Keith Williams:
So Power Required is proportional to TAS cubed.
The Indicated Airspeed (IAS) at any given altitude is determined by the TAS and the air density. As altitude increase the air density decreases, so more TAS is required to produce any given IAS.
At mean sea level in ISA conditions (ignoring instrument errors and pito system errors) the TAS is equal to IAS.
So at ISA MSL 150 KIAS = 150 Kts TAS.
But at 5000 ft in ISA conditions 150 KIAS = approximately 161 Kts TAS
And at FL300 in ISA conditions 150 KIAS = approximately 242 Kts TAS.
Looking at these last two figures, 242 kts is approximately 1.5 times greater than 161, So the power required at 150 KIAS at FL300 will be approximately 1.5 cubed = 3.375 times the power required at 150 KIAS at 5000 feet.
The power required is only proportional to TAS cubed if ρ is
constant, which of course
it won't be at two different altitudes. So at constant IAS the power at FL300 will be 1.5 times that at FL50,
not 3.375 times. Bloggs was right to call that error out.
Also:
The important thing to note in all of this is the fact that the thrust was not actually produced by the acceleration of the exhaust gas. It was produced by the rearward force which we exerted on the exhaust gas. The acceleration of the gas and the resulting loss of energy was just a side effect of the process. It happens because the air is not sufficiently stiff to resist the rearward force which we exerted upon it.

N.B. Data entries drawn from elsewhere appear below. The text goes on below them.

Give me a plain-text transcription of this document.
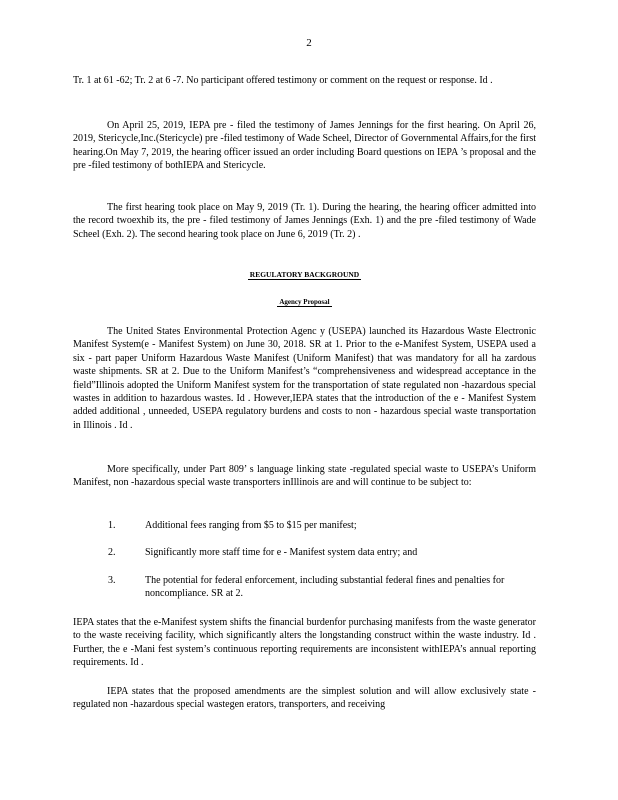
2

Tr. 1 at 61 -62; Tr. 2 at 6 -7. No participant offered testimony or comment on the request or response. Id .

On April 25, 2019, IEPA pre - filed the testimony of James Jennings for the first hearing. On April 26, 2019, Stericycle,Inc.(Stericycle) pre -filed testimony of Wade Scheel, Director of Governmental Affairs,for the first hearing.On May 7, 2019, the hearing officer issued an order including Board questions on IEPA ’s proposal and the pre -filed testimony of bothIEPA and Stericycle.

The first hearing took place on May 9, 2019 (Tr. 1). During the hearing, the hearing officer admitted into the record twoexhib its, the pre - filed testimony of James Jennings (Exh. 1) and the pre -filed testimony of Wade Scheel (Exh. 2). The second hearing took place on June 6, 2019 (Tr. 2) .

REGULATORY BACKGROUND
Agency Proposal

The United States Environmental Protection Agenc y (USEPA) launched its Hazardous Waste Electronic Manifest System(e - Manifest System) on June 30, 2018. SR at 1. Prior to the e-Manifest System, USEPA used a six - part paper Uniform Hazardous Waste Manifest (Uniform Manifest) that was mandatory for all ha zardous waste shipments. SR at 2. Due to the Uniform Manifest’s “comprehensiveness and widespread acceptance in the field”Illinois adopted the Uniform Manifest system for the transportation of state regulated non -hazardous special wastes in addition to hazardous wastes. Id . However,IEPA states that the introduction of the e - Manifest System added additional , unneeded, USEPA regulatory burdens and costs to non - hazardous special waste transportation in Illinois . Id .

More specifically, under Part 809’ s language linking state -regulated special waste to USEPA’s Uniform Manifest, non -hazardous special waste transporters inIllinois are and will continue to be subject to:

1.	Additional fees ranging from $5 to $15 per manifest;
2.	Significantly more staff time for e - Manifest system data entry; and
3.	The potential for federal enforcement, including substantial federal fines and penalties for noncompliance. SR at 2.

IEPA states that the e-Manifest system shifts the financial burdenfor purchasing manifests from the waste generator to the waste receiving facility, which significantly alters the longstanding construct within the waste industry. Id . Further, the e -Mani fest system’s continuous reporting requirements are inconsistent withIEPA’s annual reporting requirements. Id .

IEPA states that the proposed amendments are the simplest solution and will allow exclusively state -regulated non -hazardous special wastegen erators, transporters, and receiving
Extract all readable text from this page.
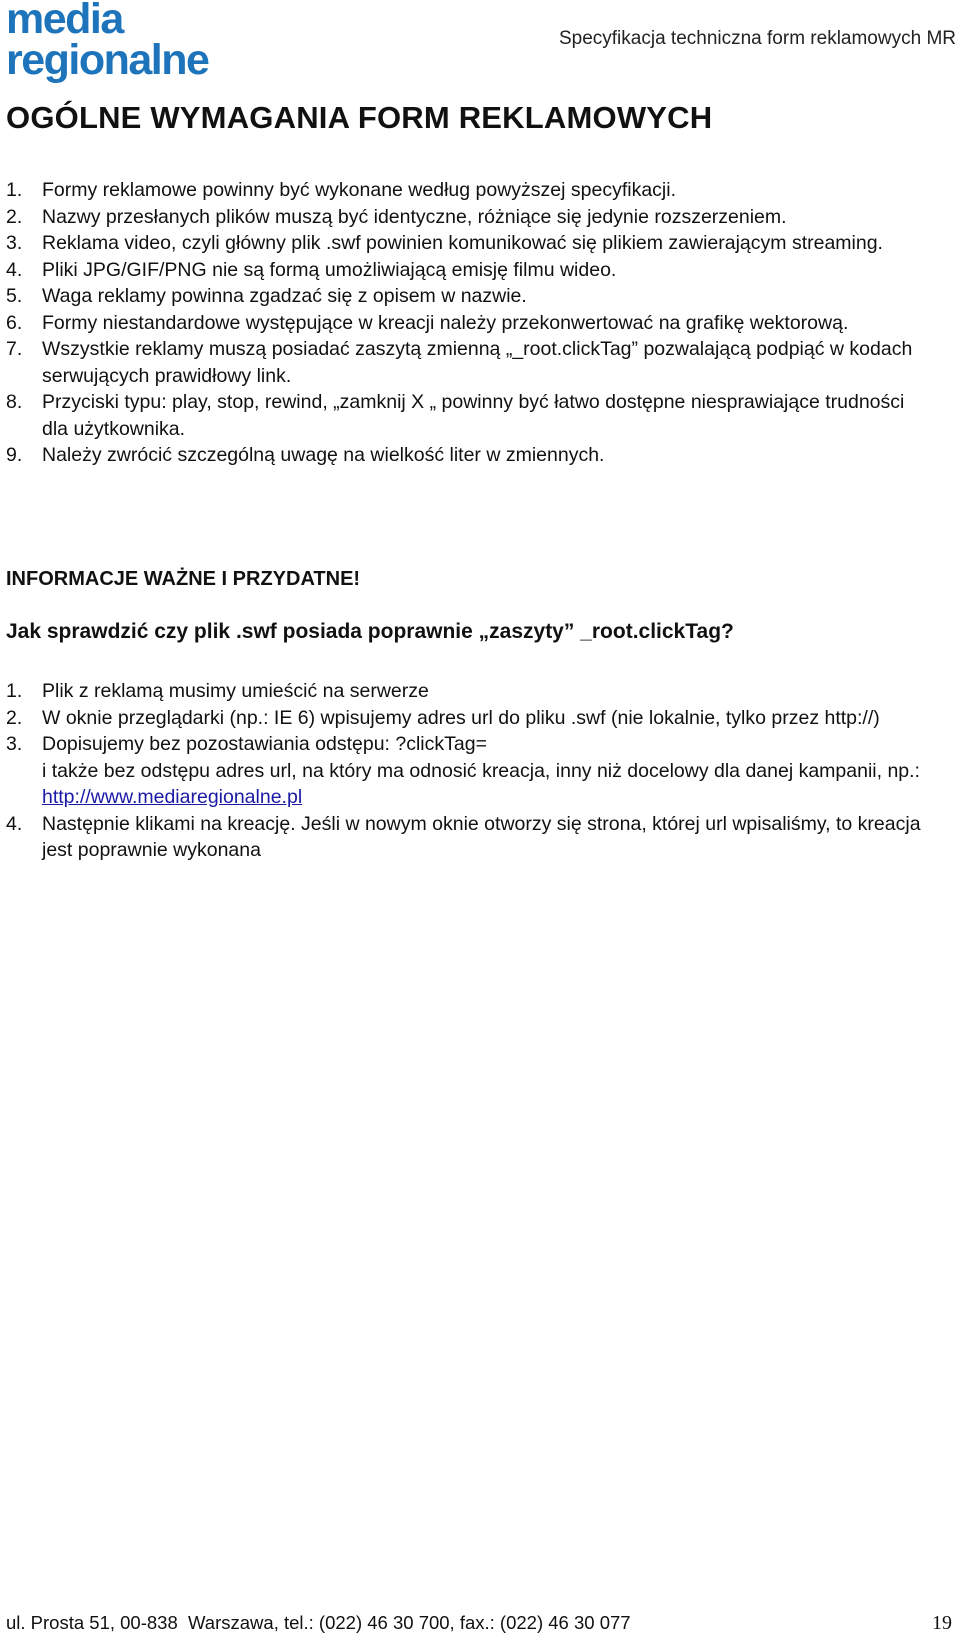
media
regionalne	Specyfikacja techniczna form reklamowych MR
OGÓLNE WYMAGANIA FORM REKLAMOWYCH
1. Formy reklamowe powinny być wykonane według powyższej specyfikacji.
2. Nazwy przesłanych plików muszą być identyczne, różniące się jedynie rozszerzeniem.
3. Reklama video, czyli główny plik .swf powinien komunikować się plikiem zawierającym streaming.
4. Pliki JPG/GIF/PNG nie są formą umożliwiającą emisję filmu wideo.
5. Waga reklamy powinna zgadzać się z opisem w nazwie.
6. Formy niestandardowe występujące w kreacji należy przekonwertować na grafikę wektorową.
7. Wszystkie reklamy muszą posiadać zaszytą zmienną „_root.clickTag” pozwalającą podpiąć w kodach serwujących prawidłowy link.
8. Przyciski typu: play, stop, rewind, „zamknij X „ powinny być łatwo dostępne niesprawiające trudności dla użytkownika.
9. Należy zwrócić szczególną uwagę na wielkość liter w zmiennych.
INFORMACJE WAŻNE I PRZYDATNE!
Jak sprawdzić czy plik .swf posiada poprawnie „zaszyty” _root.clickTag?
1. Plik z reklamą musimy umieścić na serwerze
2. W oknie przeglądarki (np.: IE 6) wpisujemy adres url do pliku .swf (nie lokalnie, tylko przez http://)
3. Dopisujemy bez pozostawiania odstępu: ?clickTag=
i także bez odstępu adres url, na który ma odnosić kreacja, inny niż docelowy dla danej kampanii, np.: http://www.mediaregionalne.pl
4. Następnie klikami na kreację. Jeśli w nowym oknie otworzy się strona, której url wpisaliśmy, to kreacja jest poprawnie wykonana
ul. Prosta 51, 00-838  Warszawa, tel.: (022) 46 30 700, fax.: (022) 46 30 077	19
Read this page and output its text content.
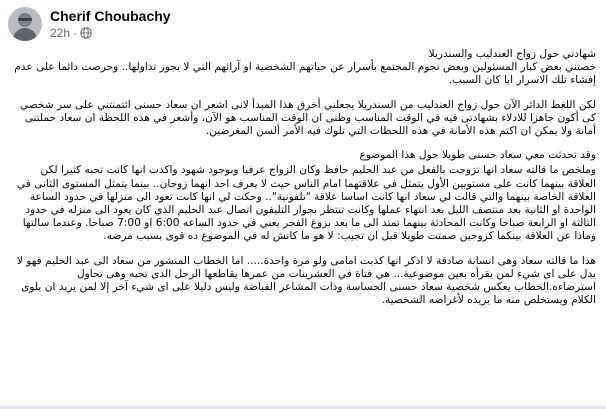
Cherif Choubachy
22h ·

شهادتي حول زواج العندليب والسندريلا
خصتني بعض كبار المسئولين وبعض نجوم المجتمع بأسرار عن حياتهم الشخصية او آرائهم التي لا يجوز تداولها.. وحرصت دائما على عدم إفشاء تلك الاسرار ايا كان السبب.

لكن اللغط الدائر الآن حول زواج العندليب من السندريلا يجعلني أخرق هذا المبدأ لانى اشعر ان سعاد حسنى ائتمنتني على سر شخصي كى أكون جاهزا للادلاء بشهادتى فيه في الوقت المناسب وظنى ان الوقت المناسب هو الآن، وأشعر في هذه اللحظة ان سعاد حملتنى أمانة ولا يمكن ان اكتم هذه الأمانة في هذه اللحظات التي تلوك فيه الأمر ألسن المغرضين.

وقد تحدثت معي سعاد حسنى طويلا حول هذا الموضوع

وملخص ما قالته سعاد انها تزوجت بالفعل من عبد الحليم حافظ وكان الزواج عرفيا وبوجود شهود واكدت انها كانت تحبه كثيرا لكن العلاقة بينهما كانت على مستويين الأول يتمثل في علاقتهما امام الناس حيث لا يعرف احد انهما زوجان.. بينما يتمثل المستوى الثانى في العلاقة الخاصة بينهما والتي قالت لي سعاد انها كانت اساسا علاقة "تلفونية".. وحكت لي انها كانت تعود الى منزلها في حدود الساعة الواحدة او الثانية بعد منتصف الليل بعد انتهاء عملها وكانت تنتظر بجوار التليفون اتصال عبد الحليم الذي كان يعود الى منزله في حدود الثالثة او الرابعة صباحا وكانت المحادثة بينهما تمتد الى ما بعد بزوغ الفجر يعني في حدود الساعه 6:00 او 7:00 صباحا. وعندما سالتها وماذا عن العلاقة بينكما كزوجين صمتت طويلا قبل ان تجيب: لا هو ما كانش له في الموضوع ده قوى بسبب مرضه.

هذا ما قالته سعاد وهى انسانة صادقة لا اذكر انها كذبت امامى ولو مرة واحدة..... اما الخطاب المنشور من سعاد الى عبد الحليم فهو لا يدل على اى شيء لمن يقرأه بعين موضوعية... هي فتاة في العشرينات من عمرها يقاطعها الرجل الذى تحبه وهى تحاول استرضاءه.الخطاب يعكس شخصية سعاد حسنى الحساسة وذات المشاعر الفياضة وليس دليلا على اى شيء آخر إلا لمن يريد ان يلوى الكلام ويستخلص منه ما يريده لأغراضه الشخصية.
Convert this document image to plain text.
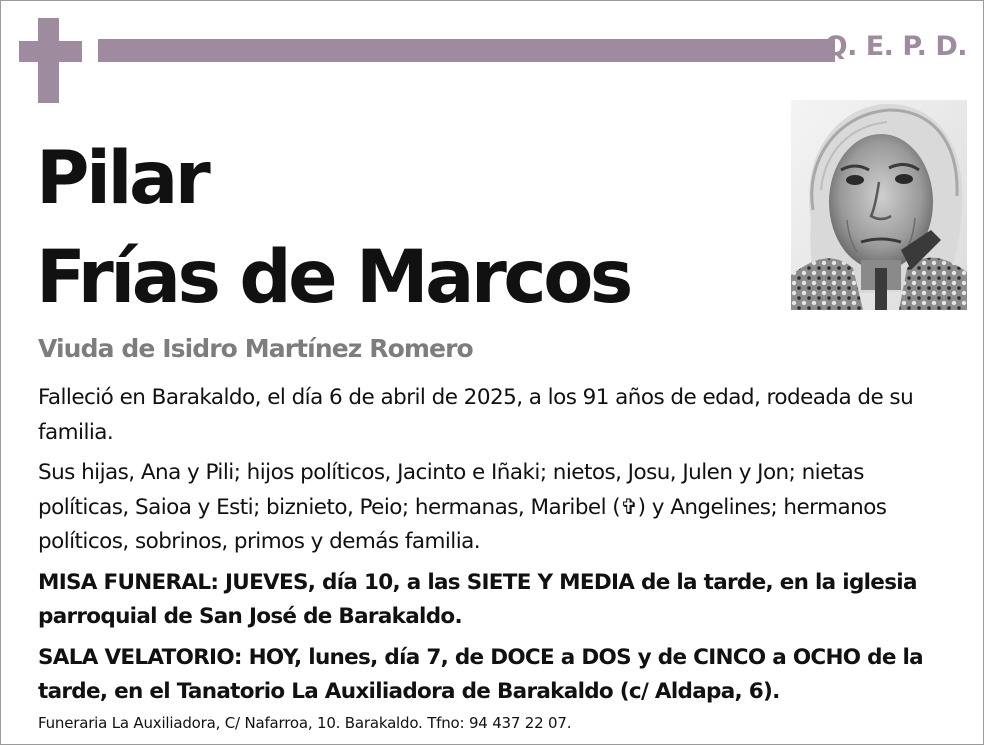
Q. E. P. D.
Pilar
Frías de Marcos
Viuda de Isidro Martínez Romero

Falleció en Barakaldo, el día 6 de abril de 2025, a los 91 años de edad, rodeada de su familia.

Sus hijas, Ana y Pili; hijos políticos, Jacinto e Iñaki; nietos, Josu, Julen y Jon; nietas políticas, Saioa y Esti; biznieto, Peio; hermanas, Maribel (✞) y Angelines; hermanos políticos, sobrinos, primos y demás familia.

MISA FUNERAL: JUEVES, día 10, a las SIETE Y MEDIA de la tarde, en la iglesia parroquial de San José de Barakaldo.

SALA VELATORIO: HOY, lunes, día 7, de DOCE a DOS y de CINCO a OCHO de la tarde, en el Tanatorio La Auxiliadora de Barakaldo (c/ Aldapa, 6).

Funeraria La Auxiliadora, C/ Nafarroa, 10. Barakaldo. Tfno: 94 437 22 07.
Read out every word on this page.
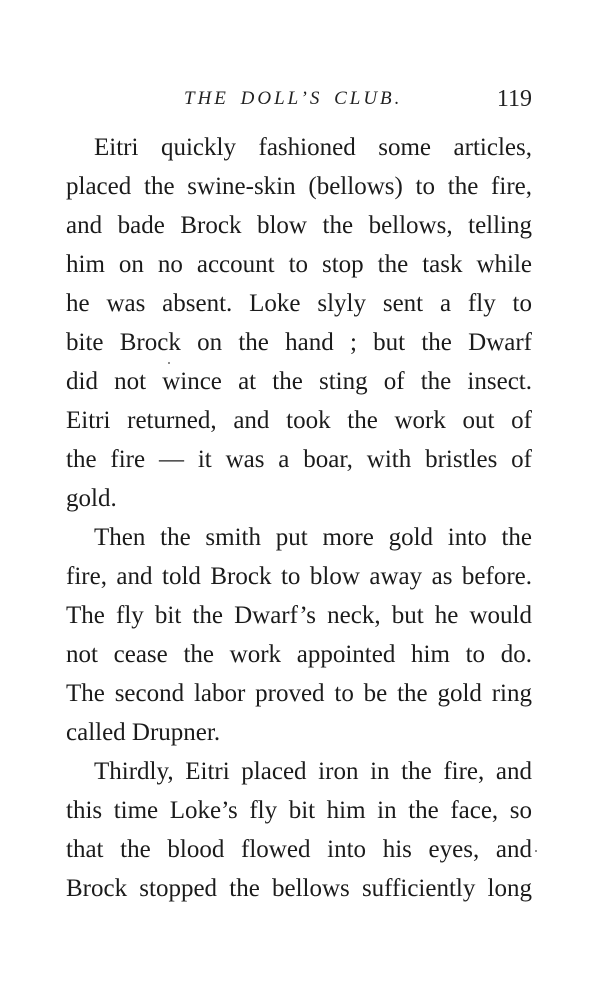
THE DOLL’S CLUB.	119
Eitri quickly fashioned some articles,
placed the swine-skin (bellows) to the fire,
and bade Brock blow the bellows, telling
him on no account to stop the task while
he was absent. Loke slyly sent a fly to
bite Brock on the hand ; but the Dwarf
did not wince at the sting of the insect.
Eitri returned, and took the work out of
the fire — it was a boar, with bristles of
gold.
Then the smith put more gold into the
fire, and told Brock to blow away as before.
The fly bit the Dwarf’s neck, but he would
not cease the work appointed him to do.
The second labor proved to be the gold ring
called Drupner.
Thirdly, Eitri placed iron in the fire, and
this time Loke’s fly bit him in the face, so
that the blood flowed into his eyes, and
Brock stopped the bellows sufficiently long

It is the mass of the jetwash/propwash/propellant that is the measure of its inertia, not “stiffness”.
You are driving down a motorway at 70 mph. The thrust required to maintain this speed is produced by your wheels exerting a rearward force on the surface of the road...because the road is stiff enough to resist the forces involved, it does not experience a rearward acceleration. The road surface meets your wheels at 70 mph and leaves your wheels at 70 mph. In this case all of the energy that your engine is providing to the wheels is being used to propel you forward, so your propulsive efficiency is 100%. But this is only possible because the material on which you are exerting your rearward force (the road) is stiff enough to prevent it form being accelerated rearwards.
In that case your propulsive efficiency is 100% because the chosen frame of reference is the same thing you are pushing against. Replace the car and Earth analogy with a hamster wheel and you find the wheel is spinning whilst the hamster is stationary. The hamster wheel is 'stiff' and yet it spins noticeably because it has a relatively small mass compared to the hamster. It is not about stiffness (except insofar as pushing against something stiff may transfer the force to something more massive).
Now it might be argued that the entire Earth is actually being accelerated backwards relative to your car, and because the mass of the Earth is enormous, the resulting acceleration is to small to detect.
Well, it would be very strange to argue that the Earth was accelerating relative to a car that was 'maintaining 70mph' relative to the Earth. But it would not be the least bit strange to point out that the force between tyre and Earth is a de facto torque on the Earth causing a – albeit infinitesimal – change of angular velocity. According to
NASA:
"Any worldly event that involves the movement of mass affects the Earth's rotation, from seasonal weather down to driving a car"
To test this argument let’s imagine that we have 2 identical cars standing back to back and tied together with a strong rope. The drivers start their engines and put the cars into first gear then slowly let out the clutches. The cars move forward until the rope becomes stretched and are then brought to a standstill. The cars are pointing in opposite directions so they cannot both be accelerating the road rearwards. But both cars are producing thrust and it is this which is exerting tension on the rope.
That would not test the argument anyway. If the cars are pointing in opposite directions the net force is zero so there is no torque on the Earth only compression of the surface and tension in the rope.